Cai's views have already sparked a heated debate on the Internet, with many netizens challenging his contention. They say there are more than enough indications in society today to show that the wealth gap is widening, and the government should take steps to narrow it.
Cai agrees with them on one point: The government has to take measures to narrow the wide wealth gap. It is true that China's Gini coefficient, an indicator of inequality, is approaching 0.5 (the globally accepted red line is 0.4, with 0 representing equal distribution of national wealth). But it is wrong to conclude that the wealth gap is widening further. Every country's statistics have their own characteristics, and China's is no exception. It is thus important to see them in the right perspective.
For instance, he says, migration of people within the country has narrowed the income gap between urban and rural areas. But the rising income of migrant workers is missing from the data, even though their income has seen a double-digit growth since 2004. Their income is missing from the data because it is not calculated as part of earnings of either rural households or urban families.
The domestic labor market is changing, Cai says. "Recent years have seen the creation of more jobs and fast pace of labor migration, which has narrowed the income gap."
China has a fast income growth, he says, and its per capita GDP is growing at 8 percent. In fact, urban and rural residents' income has grown more or less at the same rate over the last three decades.
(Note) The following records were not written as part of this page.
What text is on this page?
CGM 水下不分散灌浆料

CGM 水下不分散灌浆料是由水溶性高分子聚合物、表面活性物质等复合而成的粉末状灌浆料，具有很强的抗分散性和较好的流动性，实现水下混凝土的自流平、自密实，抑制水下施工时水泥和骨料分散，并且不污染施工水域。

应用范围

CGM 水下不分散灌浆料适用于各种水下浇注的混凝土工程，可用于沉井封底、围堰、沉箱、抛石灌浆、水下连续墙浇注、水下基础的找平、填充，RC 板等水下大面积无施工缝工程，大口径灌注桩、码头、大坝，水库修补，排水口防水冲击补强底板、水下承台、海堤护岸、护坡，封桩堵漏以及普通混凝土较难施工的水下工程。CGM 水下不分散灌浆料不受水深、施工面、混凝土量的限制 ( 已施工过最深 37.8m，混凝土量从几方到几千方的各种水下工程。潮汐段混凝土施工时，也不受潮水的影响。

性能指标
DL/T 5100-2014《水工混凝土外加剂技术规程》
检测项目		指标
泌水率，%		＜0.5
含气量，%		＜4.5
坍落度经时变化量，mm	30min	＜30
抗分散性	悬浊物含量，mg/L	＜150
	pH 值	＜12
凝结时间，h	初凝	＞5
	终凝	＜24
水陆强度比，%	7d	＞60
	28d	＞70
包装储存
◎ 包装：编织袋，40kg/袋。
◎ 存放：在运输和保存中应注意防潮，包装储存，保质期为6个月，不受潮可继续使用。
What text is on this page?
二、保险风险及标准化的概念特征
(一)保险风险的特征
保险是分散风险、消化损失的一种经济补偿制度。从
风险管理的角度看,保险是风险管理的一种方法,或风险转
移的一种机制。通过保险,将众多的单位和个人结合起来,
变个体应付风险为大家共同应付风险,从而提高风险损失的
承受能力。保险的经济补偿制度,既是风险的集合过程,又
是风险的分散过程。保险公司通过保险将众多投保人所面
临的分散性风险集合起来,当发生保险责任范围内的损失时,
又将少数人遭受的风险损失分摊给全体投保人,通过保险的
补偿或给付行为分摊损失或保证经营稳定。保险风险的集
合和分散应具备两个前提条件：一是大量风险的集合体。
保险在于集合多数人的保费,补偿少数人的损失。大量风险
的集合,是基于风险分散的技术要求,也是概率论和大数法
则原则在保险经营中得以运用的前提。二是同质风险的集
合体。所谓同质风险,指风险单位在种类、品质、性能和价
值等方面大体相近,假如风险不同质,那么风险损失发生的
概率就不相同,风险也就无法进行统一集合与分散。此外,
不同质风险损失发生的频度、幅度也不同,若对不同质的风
China has experiencing labor shortage in the coastal areas, and central and western regions - on different scales - for some time now. This indicates it has reached the Lewis Turning Point - the point, according to Nobel Prize-winning economist Arthur Lewis, when a developing country's industrial wages begin to rise quickly with the trickling down of surplus labor supply from the countryside. The coastal areas, for instance, have been facing labor shortage since 2003, except for a short time in 2009 when the global financial crisis brought many a factory to a standstill.